A New Framework for Skill Decomposition
The researchers propose a rigorous, ontology-grounded evaluation framework. This framework standardizes the entire process, from how LLMs are prompted to generate sub-skills, to how these generated skills are normalized and aligned with existing ontology nodes. Instead of treating the expert skill ontology as a source of answers for the model, it’s used as a “gold-standard ruler” for evaluation, ensuring the LLM’s outputs are accurate and consistent with established knowledge.

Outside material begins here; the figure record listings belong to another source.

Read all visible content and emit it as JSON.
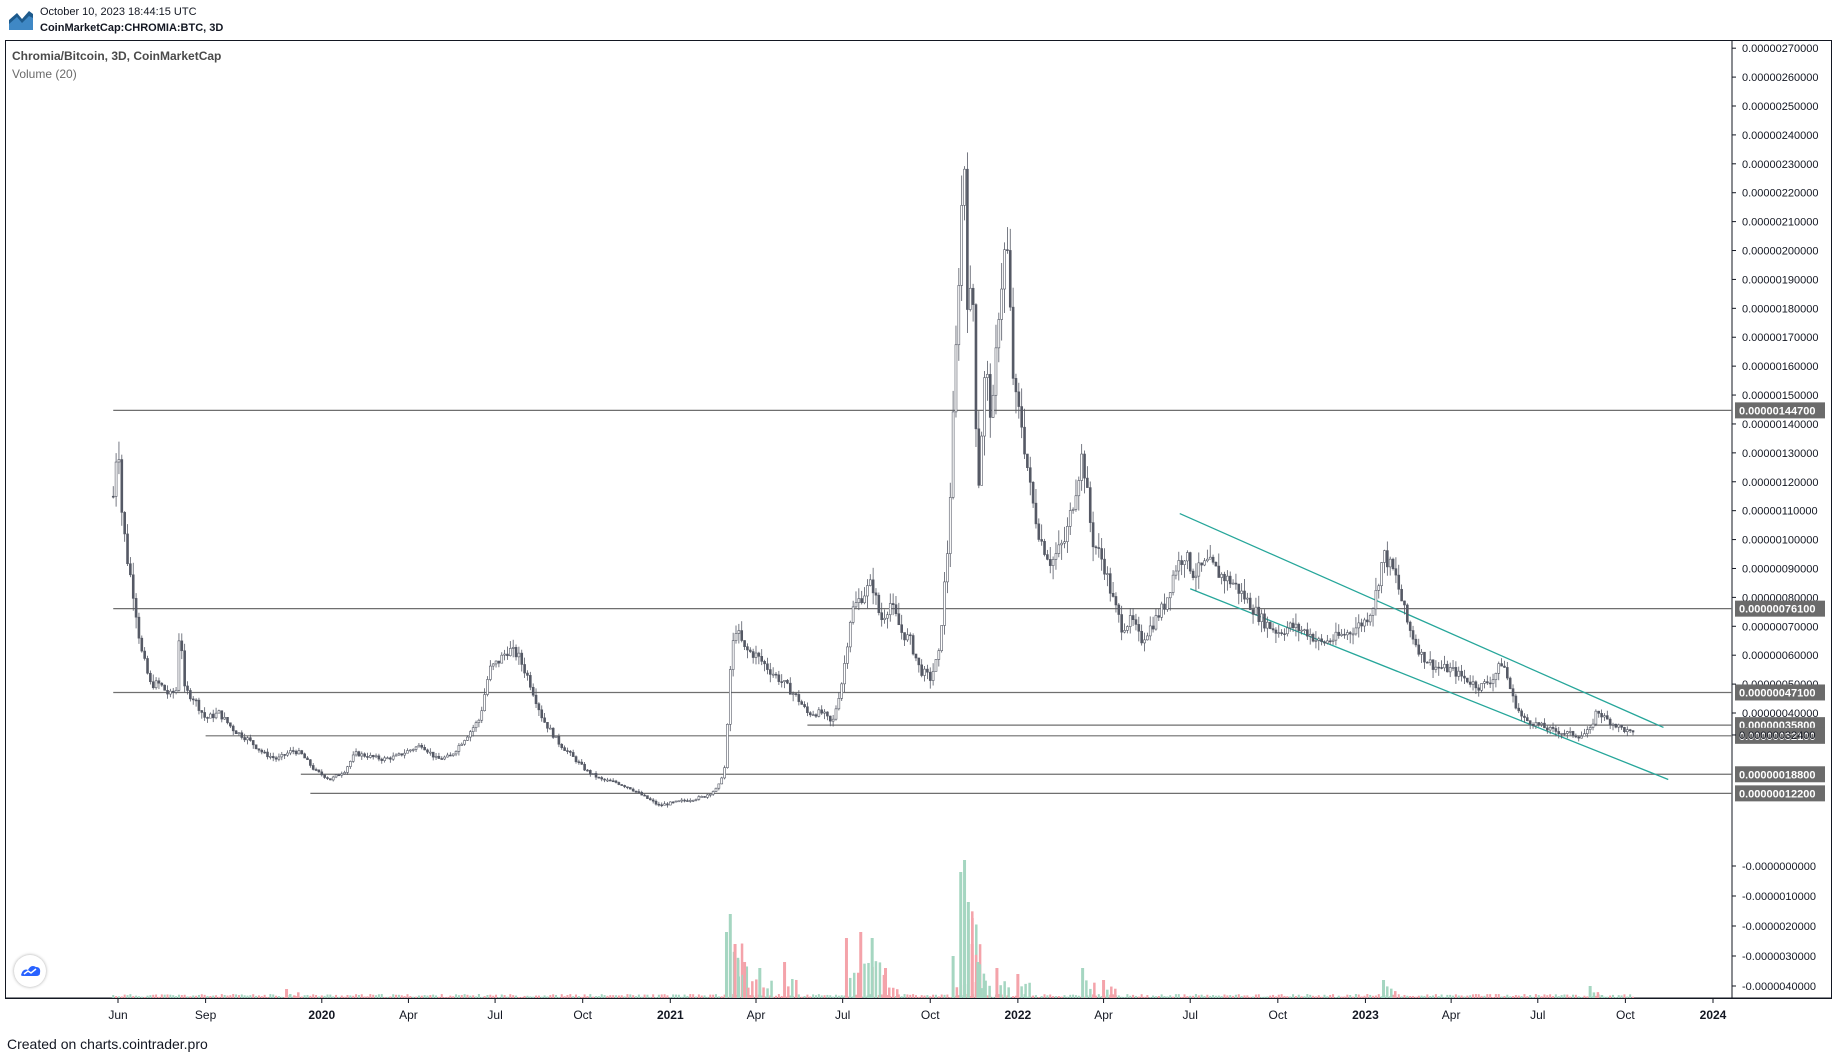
{
  "header": {
    "timestamp": "October 10, 2023 18:44:15 UTC",
    "symbol": "CoinMarketCap:CHROMIA:BTC, 3D"
  },
  "legend": {
    "title": "Chromia/Bitcoin, 3D, CoinMarketCap",
    "volume": "Volume (20)"
  },
  "footer": {
    "text": "Created on charts.cointrader.pro"
  },
  "colors": {
    "up": "#a5d6c1",
    "down": "#f4a3aa",
    "candle": "#555965",
    "channel": "#26a69a",
    "level": "#6f6f6f",
    "badge": "#6b6b6b"
  },
  "chart_data": {
    "type": "candlestick",
    "title": "Chromia/Bitcoin, 3D, CoinMarketCap",
    "indicator": "Volume (20)",
    "y_axis": {
      "ticks": [
        "0.00000270000",
        "0.00000260000",
        "0.00000250000",
        "0.00000240000",
        "0.00000230000",
        "0.00000220000",
        "0.00000210000",
        "0.00000200000",
        "0.00000190000",
        "0.00000180000",
        "0.00000170000",
        "0.00000160000",
        "0.00000150000",
        "0.00000140000",
        "0.00000130000",
        "0.00000120000",
        "0.00000110000",
        "0.00000100000",
        "0.00000090000",
        "0.00000080000",
        "0.00000070000",
        "0.00000060000",
        "0.00000050000",
        "0.00000040000"
      ],
      "tick_values": [
        2.7,
        2.6,
        2.5,
        2.4,
        2.3,
        2.2,
        2.1,
        2.0,
        1.9,
        1.8,
        1.7,
        1.6,
        1.5,
        1.4,
        1.3,
        1.2,
        1.1,
        1.0,
        0.9,
        0.8,
        0.7,
        0.6,
        0.5,
        0.4
      ],
      "neg_ticks": [
        "-0.0000000000",
        "-0.0000010000",
        "-0.0000020000",
        "-0.0000030000",
        "-0.0000040000"
      ]
    },
    "x_axis": {
      "ticks": [
        "Jun",
        "Sep",
        "2020",
        "Apr",
        "Jul",
        "Oct",
        "2021",
        "Apr",
        "Jul",
        "Oct",
        "2022",
        "Apr",
        "Jul",
        "Oct",
        "2023",
        "Apr",
        "Jul",
        "Oct",
        "2024"
      ],
      "tick_dates": [
        "2019-06-01",
        "2019-09-01",
        "2020-01-01",
        "2020-04-01",
        "2020-07-01",
        "2020-10-01",
        "2021-01-01",
        "2021-04-01",
        "2021-07-01",
        "2021-10-01",
        "2022-01-01",
        "2022-04-01",
        "2022-07-01",
        "2022-10-01",
        "2023-01-01",
        "2023-04-01",
        "2023-07-01",
        "2023-10-01",
        "2024-01-01"
      ],
      "bold": [
        "2020",
        "2021",
        "2022",
        "2023",
        "2024"
      ]
    },
    "levels": [
      {
        "label": "0.00000144700",
        "value": 1.447,
        "from": "2019-05-27"
      },
      {
        "label": "0.00000076100",
        "value": 0.761,
        "from": "2019-05-27"
      },
      {
        "label": "0.00000047100",
        "value": 0.471,
        "from": "2019-05-27"
      },
      {
        "label": "0.00000035800",
        "value": 0.358,
        "from": "2021-05-25"
      },
      {
        "label": "0.00000032100",
        "value": 0.321,
        "from": "2019-09-01"
      },
      {
        "label": "0.00000018800",
        "value": 0.188,
        "from": "2019-12-10"
      },
      {
        "label": "0.00000012200",
        "value": 0.122,
        "from": "2019-12-20"
      }
    ],
    "last_price": {
      "label": "0.00000032400",
      "value": 0.324
    },
    "channel": {
      "upper": [
        [
          "2022-06-20",
          1.09
        ],
        [
          "2023-11-10",
          0.35
        ]
      ],
      "lower": [
        [
          "2022-07-01",
          0.83
        ],
        [
          "2023-11-15",
          0.17
        ]
      ]
    },
    "price_path": [
      [
        "2019-05-27",
        1.15
      ],
      [
        "2019-06-01",
        1.38
      ],
      [
        "2019-06-05",
        1.1
      ],
      [
        "2019-06-10",
        0.95
      ],
      [
        "2019-06-18",
        0.8
      ],
      [
        "2019-06-25",
        0.62
      ],
      [
        "2019-07-05",
        0.5
      ],
      [
        "2019-07-15",
        0.5
      ],
      [
        "2019-07-25",
        0.46
      ],
      [
        "2019-08-01",
        0.48
      ],
      [
        "2019-08-05",
        0.72
      ],
      [
        "2019-08-10",
        0.48
      ],
      [
        "2019-08-20",
        0.45
      ],
      [
        "2019-09-01",
        0.38
      ],
      [
        "2019-09-15",
        0.4
      ],
      [
        "2019-10-01",
        0.34
      ],
      [
        "2019-10-15",
        0.31
      ],
      [
        "2019-11-01",
        0.26
      ],
      [
        "2019-11-15",
        0.24
      ],
      [
        "2019-12-01",
        0.27
      ],
      [
        "2019-12-10",
        0.26
      ],
      [
        "2019-12-25",
        0.2
      ],
      [
        "2020-01-10",
        0.17
      ],
      [
        "2020-01-25",
        0.2
      ],
      [
        "2020-02-05",
        0.26
      ],
      [
        "2020-02-20",
        0.25
      ],
      [
        "2020-03-05",
        0.24
      ],
      [
        "2020-03-20",
        0.25
      ],
      [
        "2020-04-01",
        0.27
      ],
      [
        "2020-04-15",
        0.29
      ],
      [
        "2020-05-01",
        0.24
      ],
      [
        "2020-05-15",
        0.25
      ],
      [
        "2020-06-01",
        0.32
      ],
      [
        "2020-06-15",
        0.38
      ],
      [
        "2020-06-25",
        0.55
      ],
      [
        "2020-07-05",
        0.58
      ],
      [
        "2020-07-15",
        0.62
      ],
      [
        "2020-07-25",
        0.6
      ],
      [
        "2020-08-05",
        0.52
      ],
      [
        "2020-08-20",
        0.38
      ],
      [
        "2020-09-05",
        0.3
      ],
      [
        "2020-09-20",
        0.25
      ],
      [
        "2020-10-05",
        0.2
      ],
      [
        "2020-10-20",
        0.17
      ],
      [
        "2020-11-05",
        0.16
      ],
      [
        "2020-11-20",
        0.14
      ],
      [
        "2020-12-05",
        0.11
      ],
      [
        "2020-12-20",
        0.08
      ],
      [
        "2021-01-05",
        0.09
      ],
      [
        "2021-01-20",
        0.1
      ],
      [
        "2021-02-05",
        0.11
      ],
      [
        "2021-02-20",
        0.14
      ],
      [
        "2021-02-28",
        0.22
      ],
      [
        "2021-03-05",
        0.55
      ],
      [
        "2021-03-10",
        0.7
      ],
      [
        "2021-03-20",
        0.62
      ],
      [
        "2021-04-01",
        0.6
      ],
      [
        "2021-04-15",
        0.55
      ],
      [
        "2021-05-01",
        0.5
      ],
      [
        "2021-05-15",
        0.45
      ],
      [
        "2021-05-25",
        0.4
      ],
      [
        "2021-06-10",
        0.4
      ],
      [
        "2021-06-20",
        0.36
      ],
      [
        "2021-07-01",
        0.52
      ],
      [
        "2021-07-10",
        0.75
      ],
      [
        "2021-07-20",
        0.8
      ],
      [
        "2021-08-01",
        0.85
      ],
      [
        "2021-08-10",
        0.72
      ],
      [
        "2021-08-20",
        0.78
      ],
      [
        "2021-09-01",
        0.68
      ],
      [
        "2021-09-10",
        0.65
      ],
      [
        "2021-09-20",
        0.55
      ],
      [
        "2021-10-01",
        0.52
      ],
      [
        "2021-10-10",
        0.6
      ],
      [
        "2021-10-20",
        1.0
      ],
      [
        "2021-10-28",
        1.65
      ],
      [
        "2021-11-02",
        2.1
      ],
      [
        "2021-11-06",
        2.3
      ],
      [
        "2021-11-10",
        1.7
      ],
      [
        "2021-11-14",
        1.95
      ],
      [
        "2021-11-20",
        1.15
      ],
      [
        "2021-11-28",
        1.6
      ],
      [
        "2021-12-05",
        1.4
      ],
      [
        "2021-12-12",
        1.8
      ],
      [
        "2021-12-20",
        2.05
      ],
      [
        "2021-12-28",
        1.5
      ],
      [
        "2022-01-05",
        1.4
      ],
      [
        "2022-01-15",
        1.15
      ],
      [
        "2022-01-25",
        1.0
      ],
      [
        "2022-02-05",
        0.92
      ],
      [
        "2022-02-20",
        1.0
      ],
      [
        "2022-03-01",
        1.15
      ],
      [
        "2022-03-10",
        1.3
      ],
      [
        "2022-03-20",
        1.0
      ],
      [
        "2022-04-01",
        0.92
      ],
      [
        "2022-04-10",
        0.8
      ],
      [
        "2022-04-20",
        0.7
      ],
      [
        "2022-05-01",
        0.72
      ],
      [
        "2022-05-10",
        0.65
      ],
      [
        "2022-05-25",
        0.72
      ],
      [
        "2022-06-05",
        0.78
      ],
      [
        "2022-06-15",
        0.9
      ],
      [
        "2022-06-25",
        0.95
      ],
      [
        "2022-07-05",
        0.88
      ],
      [
        "2022-07-20",
        0.92
      ],
      [
        "2022-08-01",
        0.88
      ],
      [
        "2022-08-15",
        0.85
      ],
      [
        "2022-09-01",
        0.78
      ],
      [
        "2022-09-15",
        0.72
      ],
      [
        "2022-10-01",
        0.68
      ],
      [
        "2022-10-15",
        0.7
      ],
      [
        "2022-11-01",
        0.68
      ],
      [
        "2022-11-15",
        0.64
      ],
      [
        "2022-12-01",
        0.66
      ],
      [
        "2022-12-15",
        0.68
      ],
      [
        "2023-01-01",
        0.72
      ],
      [
        "2023-01-10",
        0.78
      ],
      [
        "2023-01-20",
        0.95
      ],
      [
        "2023-02-01",
        0.88
      ],
      [
        "2023-02-15",
        0.7
      ],
      [
        "2023-03-01",
        0.6
      ],
      [
        "2023-03-15",
        0.56
      ],
      [
        "2023-04-01",
        0.55
      ],
      [
        "2023-04-15",
        0.52
      ],
      [
        "2023-05-01",
        0.49
      ],
      [
        "2023-05-15",
        0.52
      ],
      [
        "2023-05-25",
        0.58
      ],
      [
        "2023-06-05",
        0.45
      ],
      [
        "2023-06-15",
        0.38
      ],
      [
        "2023-07-01",
        0.36
      ],
      [
        "2023-07-15",
        0.34
      ],
      [
        "2023-08-01",
        0.33
      ],
      [
        "2023-08-15",
        0.32
      ],
      [
        "2023-08-25",
        0.34
      ],
      [
        "2023-09-01",
        0.41
      ],
      [
        "2023-09-10",
        0.38
      ],
      [
        "2023-09-20",
        0.36
      ],
      [
        "2023-10-01",
        0.34
      ],
      [
        "2023-10-10",
        0.324
      ]
    ],
    "volume_spikes": [
      [
        "2019-11-25",
        3,
        "down"
      ],
      [
        "2021-03-01",
        22,
        "up"
      ],
      [
        "2021-03-05",
        28,
        "up"
      ],
      [
        "2021-03-10",
        18,
        "down"
      ],
      [
        "2021-03-20",
        12,
        "down"
      ],
      [
        "2021-04-05",
        10,
        "up"
      ],
      [
        "2021-05-01",
        12,
        "down"
      ],
      [
        "2021-07-05",
        20,
        "down"
      ],
      [
        "2021-07-20",
        22,
        "down"
      ],
      [
        "2021-08-01",
        20,
        "up"
      ],
      [
        "2021-08-15",
        10,
        "down"
      ],
      [
        "2021-10-25",
        14,
        "up"
      ],
      [
        "2021-11-02",
        42,
        "up"
      ],
      [
        "2021-11-06",
        46,
        "up"
      ],
      [
        "2021-11-10",
        32,
        "up"
      ],
      [
        "2021-11-14",
        18,
        "down"
      ],
      [
        "2021-11-20",
        12,
        "up"
      ],
      [
        "2021-12-10",
        10,
        "down"
      ],
      [
        "2022-01-01",
        8,
        "down"
      ],
      [
        "2022-03-10",
        10,
        "up"
      ],
      [
        "2022-04-01",
        6,
        "down"
      ],
      [
        "2023-01-20",
        6,
        "up"
      ],
      [
        "2023-08-25",
        4,
        "up"
      ]
    ]
  }
}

To evaluate the quality of the decomposed skills, the paper introduces two innovative metrics:
- Semantic F1-score: This metric assesses the content accuracy of the generated sub-skills by using advanced embedding-based matching. Essentially, it checks how well the meaning of the generated sub-skill aligns with the meaning of the gold-standard sub-skill.
- Hierarchy-aware F1-score: This novel metric goes a step further by crediting structurally correct placements. It not only checks if the sub-skill is semantically correct but also if it fits into the right place within the skill hierarchy, addressing the crucial aspect of granularity.
Prompting Strategies and Performance
The study investigates two main strategies for prompting LLMs:
- Zero-shot prompting: In this approach, the LLM receives only the instruction to decompose a skill, without any prior examples. It relies solely on the model’s pre-trained knowledge. The research found that zero-shot prompting provides a strong baseline, showing that LLMs inherently possess useful decomposition capabilities. However, outputs can sometimes drift in depth or include overly broad items.
- Few-shot prompting: Here, the LLM is given a small, curated set of examples (exemplars) to guide its generation. These exemplars are carefully chosen to avoid “information leakage” – meaning they don’t directly reveal the answers for the target skill but rather steer the model’s style and specificity. Few-shot prompting consistently stabilized phrasing and granularity, leading to improved hierarchy-aware alignment, especially for medium-scale LLMs.
The experiments were conducted on a benchmark called ROME-ESCO-DecompSkill, a dataset curated from the ESCO and ROME ontologies. The findings suggest that while zero-shot methods are robust, few-shot prompting acts as a “structural prior,” helping LLMs produce more reliable and taxonomically coherent skill decompositions. For very large models, the choice of exemplars becomes critical, as poorly matched examples can sometimes limit the breadth of the generated skills.
Also Read:
- Multidimensional Feedback for Smarter Language Models
- Smart Hints: LLMs Accelerate Reinforcement Learning in Tricky Environments
Efficiency and Future Directions
The paper also includes a latency analysis, examining the time taken for different LLMs and prompting strategies to generate decompositions. It was observed that few-shot prompting isn’t always slower; in some cases, exemplar-guided prompts can lead to more concise and schema-compliant outputs, potentially reducing generation time. This highlights that efficiency is highly dependent on both the model and the specific prompt design.
In conclusion, this research provides a foundational framework for developing skill decomposition systems that are faithful to expert ontologies. It demonstrates the significant potential of LLMs in breaking down complex skills into actionable units, which can have profound implications for personalized learning, job matching, and workforce development. Future work will explore more advanced techniques like retrieval-augmented grounding and adaptive exemplar selection to further enhance these systems.